Machine-Assisted Discovery of Chondroitinase ABC Complexes toward Sustained Neural Regeneration

Abstract

Among the many molecules that contribute to glial scarring, chondroitin sulfate proteoglycans (CSPGs) are known to be potent inhibitors of neuronal regeneration. Chondroitinase ABC (ChABC), a bacterial lyase, degrades the glycosaminoglycan (GAG) side chains of CSPGs and promotes tissue regeneration. However, ChABC is thermally unstable and loses all activity within a few hours at 37 °C under dilute conditions. To overcome this limitation, the discovery of a diverse set of tailor-made random copolymers that complex and stabilize ChABC at physiological temperature is reported. The copolymer designs, which are based on chain length and composition of the copolymers, are identified using an active machine learning paradigm, which involves iterative copolymer synthesis, testing for ChABC thermostability upon copolymer complexation, Gaussian process regression modeling, and Bayesian optimization. Copolymers are synthesized by automated PET-RAFT and thermostability of ChABC is assessed by retained enzyme activity (REA) after 24 h at 37 °C. Significant improvements in REA in three iterations of active learning are demonstrated while identifying exceptionally high-performing copolymers. Most remarkably, one designed copolymer promotes residual ChABC activity near 30%, even after one week and notably outperforms other common stabilization methods for ChABC. Together, these results highlight a promising pathway toward sustained tissue regeneration.

Keywords: chondroitinase ABC; data-driven design; glial scar degradation; machine learning; polymer-enzyme complexes; protein stabilization.

Figure 1.. Workflow schematic.

Automated polymer synthesis was conducted using a Hamilton Microlab Starlet. Initially, a library with over 500 unique copolymers were quickly evaluated for their ability to retain ChABC activity at 37°C for 24 hrs. Quantified retained enzyme activity (REA) information along with polymer composition and chain length were used to train a Gaussian Process Regression model (GPR) that predicts REA based on copolymer chemistry and chain length. Using active learning, 24 new polymers were proposed based on GPR modeling, and these polymers were subsequently synthesized and tested to provide additional data for GPR. After three of these active learning iterations, a few of the most promising designs were selected for further characterization

Figure 2.. Generational improvement for PECs.

A) Comparison of distributions of REA for ChABC-PECs for the seed database and three iterations of active learning. The distributions are represented as violins colored by REA as well as black candlesticks delimiting the second and third quartiles of the data, meaning that 50% of all data points in each iteration is included in the candle. The gray dash indicates the median REA, and the white circle indicates the average. The transparent gray shading is a guide to the eye to follow changes in summary statistics. B) Comparison of average compositions of copolymers in the top quartile for the seed dataset and polymers proposed in the three iterations of active learning. C) Comparison of average compositions of copolymers in the top quartile for the seed dataset and polymers proposed in the three iterations of active learning. In 2B) and 2C), the width of horizontal bars indicate the fraction of incorporation for each monomer; bars are organized in decreasing order of octanol-water partition coefficient, such that more hydrophobic monomers are at the left and more hydrophilic monomers are at the right.

Figure 3.. Retained enzyme activity (REA).

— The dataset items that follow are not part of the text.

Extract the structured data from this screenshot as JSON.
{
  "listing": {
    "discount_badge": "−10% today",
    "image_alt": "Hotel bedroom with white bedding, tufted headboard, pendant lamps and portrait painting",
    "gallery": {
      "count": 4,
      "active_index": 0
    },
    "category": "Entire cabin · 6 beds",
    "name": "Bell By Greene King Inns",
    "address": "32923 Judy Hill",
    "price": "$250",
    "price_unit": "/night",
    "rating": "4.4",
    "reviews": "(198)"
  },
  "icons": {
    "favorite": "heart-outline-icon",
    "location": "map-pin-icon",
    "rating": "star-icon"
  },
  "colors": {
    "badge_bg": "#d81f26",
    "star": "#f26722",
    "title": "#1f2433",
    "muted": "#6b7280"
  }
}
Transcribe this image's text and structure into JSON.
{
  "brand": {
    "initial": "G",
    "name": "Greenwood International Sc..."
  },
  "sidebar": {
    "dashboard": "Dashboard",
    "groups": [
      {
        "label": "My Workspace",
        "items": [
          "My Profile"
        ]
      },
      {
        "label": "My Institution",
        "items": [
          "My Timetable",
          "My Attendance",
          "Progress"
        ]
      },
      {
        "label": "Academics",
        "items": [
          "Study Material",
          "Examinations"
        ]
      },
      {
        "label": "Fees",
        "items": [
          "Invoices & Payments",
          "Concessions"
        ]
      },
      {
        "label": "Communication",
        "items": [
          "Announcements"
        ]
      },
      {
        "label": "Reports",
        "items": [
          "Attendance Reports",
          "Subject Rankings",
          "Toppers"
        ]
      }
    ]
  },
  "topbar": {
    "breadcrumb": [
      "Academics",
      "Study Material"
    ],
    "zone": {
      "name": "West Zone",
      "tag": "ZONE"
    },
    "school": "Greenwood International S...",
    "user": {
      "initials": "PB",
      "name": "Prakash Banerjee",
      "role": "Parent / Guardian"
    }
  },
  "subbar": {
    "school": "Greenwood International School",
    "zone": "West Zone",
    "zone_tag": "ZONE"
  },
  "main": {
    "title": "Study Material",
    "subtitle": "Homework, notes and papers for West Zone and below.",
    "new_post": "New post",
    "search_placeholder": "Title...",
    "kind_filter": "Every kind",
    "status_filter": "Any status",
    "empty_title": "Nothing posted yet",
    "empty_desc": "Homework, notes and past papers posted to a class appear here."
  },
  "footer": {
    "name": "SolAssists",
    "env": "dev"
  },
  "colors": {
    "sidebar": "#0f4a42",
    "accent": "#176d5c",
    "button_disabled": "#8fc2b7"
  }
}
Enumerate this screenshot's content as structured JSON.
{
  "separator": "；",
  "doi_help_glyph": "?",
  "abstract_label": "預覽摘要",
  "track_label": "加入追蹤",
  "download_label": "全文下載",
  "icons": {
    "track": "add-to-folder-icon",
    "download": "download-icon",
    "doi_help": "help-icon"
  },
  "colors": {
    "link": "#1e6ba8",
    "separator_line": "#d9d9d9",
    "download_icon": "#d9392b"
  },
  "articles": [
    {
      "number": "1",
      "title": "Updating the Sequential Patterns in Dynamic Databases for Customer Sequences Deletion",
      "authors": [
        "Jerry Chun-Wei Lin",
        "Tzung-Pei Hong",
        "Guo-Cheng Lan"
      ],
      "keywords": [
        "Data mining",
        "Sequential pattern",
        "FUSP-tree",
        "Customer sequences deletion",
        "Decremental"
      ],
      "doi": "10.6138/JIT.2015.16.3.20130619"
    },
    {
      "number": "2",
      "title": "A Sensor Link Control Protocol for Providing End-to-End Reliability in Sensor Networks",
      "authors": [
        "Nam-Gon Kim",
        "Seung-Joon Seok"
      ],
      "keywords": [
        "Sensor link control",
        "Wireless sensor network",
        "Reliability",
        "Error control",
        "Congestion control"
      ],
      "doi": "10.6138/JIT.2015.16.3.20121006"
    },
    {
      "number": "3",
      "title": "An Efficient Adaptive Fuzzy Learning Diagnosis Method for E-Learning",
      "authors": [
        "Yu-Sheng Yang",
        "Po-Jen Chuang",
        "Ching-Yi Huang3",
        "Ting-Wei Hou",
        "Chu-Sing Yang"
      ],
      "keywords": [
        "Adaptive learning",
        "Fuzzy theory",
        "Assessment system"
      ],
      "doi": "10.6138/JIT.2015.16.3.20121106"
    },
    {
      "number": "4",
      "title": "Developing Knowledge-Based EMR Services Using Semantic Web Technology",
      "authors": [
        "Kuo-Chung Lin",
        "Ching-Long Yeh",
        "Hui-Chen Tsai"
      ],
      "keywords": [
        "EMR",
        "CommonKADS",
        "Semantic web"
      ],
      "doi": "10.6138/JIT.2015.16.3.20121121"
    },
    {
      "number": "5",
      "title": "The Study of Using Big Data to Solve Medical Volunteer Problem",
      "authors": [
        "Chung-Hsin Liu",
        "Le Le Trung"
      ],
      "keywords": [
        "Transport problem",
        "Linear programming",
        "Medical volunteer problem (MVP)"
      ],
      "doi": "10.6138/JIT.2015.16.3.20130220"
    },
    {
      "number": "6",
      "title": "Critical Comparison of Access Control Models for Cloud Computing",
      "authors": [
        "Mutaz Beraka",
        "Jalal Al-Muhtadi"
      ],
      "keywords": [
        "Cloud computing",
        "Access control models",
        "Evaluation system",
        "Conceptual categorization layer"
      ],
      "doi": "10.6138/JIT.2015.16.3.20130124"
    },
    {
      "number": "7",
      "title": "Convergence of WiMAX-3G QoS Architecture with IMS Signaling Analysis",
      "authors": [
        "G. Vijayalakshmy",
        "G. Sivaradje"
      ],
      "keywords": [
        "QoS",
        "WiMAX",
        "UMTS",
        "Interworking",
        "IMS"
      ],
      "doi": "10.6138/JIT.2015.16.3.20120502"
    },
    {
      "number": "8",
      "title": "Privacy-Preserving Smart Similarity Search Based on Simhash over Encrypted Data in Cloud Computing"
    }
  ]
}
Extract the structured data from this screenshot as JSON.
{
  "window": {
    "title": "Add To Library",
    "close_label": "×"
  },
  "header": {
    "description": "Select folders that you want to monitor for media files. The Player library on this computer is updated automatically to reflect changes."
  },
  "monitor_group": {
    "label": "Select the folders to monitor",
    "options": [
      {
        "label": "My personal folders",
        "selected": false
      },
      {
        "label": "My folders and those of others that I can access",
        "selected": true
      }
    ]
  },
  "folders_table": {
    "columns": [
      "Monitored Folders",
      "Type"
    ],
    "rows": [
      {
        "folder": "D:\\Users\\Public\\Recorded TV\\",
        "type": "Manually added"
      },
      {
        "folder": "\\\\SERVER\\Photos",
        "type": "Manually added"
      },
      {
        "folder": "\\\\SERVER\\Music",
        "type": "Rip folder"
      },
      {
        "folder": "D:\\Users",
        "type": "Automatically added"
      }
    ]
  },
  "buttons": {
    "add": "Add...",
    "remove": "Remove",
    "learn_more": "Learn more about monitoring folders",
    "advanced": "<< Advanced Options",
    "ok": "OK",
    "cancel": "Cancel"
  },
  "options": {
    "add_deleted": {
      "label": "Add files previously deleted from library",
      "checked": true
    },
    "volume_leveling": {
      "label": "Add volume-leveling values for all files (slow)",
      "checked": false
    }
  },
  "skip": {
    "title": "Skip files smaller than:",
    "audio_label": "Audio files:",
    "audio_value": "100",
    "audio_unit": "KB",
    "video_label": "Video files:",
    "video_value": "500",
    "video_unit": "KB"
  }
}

A) REA of ChABC in the presence of polymer at different concentrations at 37°C. PECs at different concentrations increased activity of enzyme at t=0 at least 2–3 fold and maintained high levels of enzyme for the initial few days. B) Comparison of PEC with common enzyme stabilizers Trehalose and Sucrose. C) PEC retained >100% activity while native ChABC lost all activity within 24 hrs. D) Activity of native ChABC and ChABC-PEC (12.5 μM) at varying substrate concentrations. Data represented here as mean±SD, n=3 for all experiments.

Figure 4.

Dynamic light scattering. Biophysical characterization of ChABC, copolymer, and ChABC-PEC using DLS.

Figure 5.. Toxicity and activity in vitro.

A) No cytotoxity was observed when astrocytes were treated with heteropolymer at various concentrations. B) TNF-α secretion by astrocytes treated with heteropolymers. No inflammation was observed in the presence of our copolymer constructs compared to control group. C) No cytotoxicity was observed when PECs were treated with astrocytes at two different concentrations. Data presented as mean±SD, n=6–9, P-values calculated using paired comparison plot with Tukey analysis.